Fertility problems? Show UK clinics the door!

Fertility problems? Show UK clinics the door!


Illustration depicting a sign with an infertility concept.

Fertility problems affect around 1 in 6 UK couples of reproductive age. Many will be offered limited treatment at NHS fertility clinics. Or, more likely, no treatment at all: read all about the NHS postcode lottery here. Instead of getting help in their hour of need, desperate fertility patients face crippling costs at private UK clinics. But there’s no need to get nobbled. Just show these clinics the door.

Fertility in the UK is big business. And it’s getting bigger. A few months ago, a government review on the safety of IVF clinics found that profits were sometimes put before patient care. It cited the marketing of PGD during IVF, an expensive extra at fertility clinics. The author of the report, Dr. Justin McCracken, questioned whether the technique improves pregnancy chances. Many clinics suggest it does, or might. That’s shorthand for show me the money. PGD has benefitted many couples with specific fertility issues. But overselling a treatment to patients that may not need it, taking an extra £1,500 from their pockets? That surely crosses a line.

Here’s another fertility procedure you don’t always need: ICSI. Many UK clinics will tell you it’s a good idea. It costs more than the conventional fertilisation method, you’ve seen it on the telly and it’s proudly presented on the clinic’s price list as a niche little luxury. Worth paying more for, just to make sure? Not necessarily. It’ll show up on your bill as an eye-watering extra but may make no difference to the outcome. Expect to pay up to £2,000 for the privilege.

Don’t get us wrong: ICSI is a wonderful thing. As a specialist technique, it has certainly helped many couples achieve a pregnancy through fertility treatment. We think it played a part in our own successful IVF treatment abroad. But it comes into its own if the male partner has sperm issues, such as low motility or count, or if previous IVF cycles encountered fertilisation problems. We had ICSI because it was included in our treatment cost. Many clinics in mainland Europe do this. The point is, it wasn’t mis-sold or marked up.

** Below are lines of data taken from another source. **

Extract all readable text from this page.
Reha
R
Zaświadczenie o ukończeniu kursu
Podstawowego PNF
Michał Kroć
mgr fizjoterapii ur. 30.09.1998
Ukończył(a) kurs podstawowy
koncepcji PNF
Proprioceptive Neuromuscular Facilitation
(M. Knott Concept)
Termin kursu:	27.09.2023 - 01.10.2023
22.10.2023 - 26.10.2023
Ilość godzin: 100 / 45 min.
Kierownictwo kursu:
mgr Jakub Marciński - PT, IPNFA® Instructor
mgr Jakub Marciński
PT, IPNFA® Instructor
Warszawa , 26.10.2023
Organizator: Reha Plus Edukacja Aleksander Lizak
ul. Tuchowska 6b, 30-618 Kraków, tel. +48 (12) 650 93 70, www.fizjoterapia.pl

Lord Winston has irresponsible fertility marketing in his sights. Earlier this year, he criticised yet another highly publicised claim of an IVF breakthrough, this one involving embryo screening using photography. He questioned whether these kinds of claims were right, when clinical trials had yet to show their worth.

Winston often lambasts fertility clinic fees, which is why we like him. To him, diagnosis is what’s important. Don’t just rush to the nearest clinic and sign on the dotted line. Fertility patients, he warns, can be exploited by the colossal fees of some British IVF clinics.

The unfettered fertility marketplace in the UK shows there’s a real problem in private IVF treatment. The McCracken review (the one that questioned the commercialism of PGD) was commissioned to help cut the cost of fertility regulation in the UK. Not patient charges, just regulation. It asked the HFEA to monitor the performance of UK fertility clinics more closely.

It should, too. One of our patients had a miscarriage following IVF in a UK clinic. She was offered no support whatsoever from the treating clinic. She then went to a private London clinic, which said it would treat her immediately with donor eggs, for £10,000. No mention of the fact that a miscarriage patient shouldn’t actually have fertility treatment for at least three months, to allow her body and mind to recover. That clinic also said she would have no leftover embryos to freeze from her ‘donor’. We call that an egg-share situation in all but name. That’s a £10,000 charge for medical lies.

It’s a shame McCracken didn’t also ask the fertility clinics to cap the exorbitant fees they still charge. Until that happens, which may be never, patients must show clinics in the UK that they’d rather go abroad than be exploited.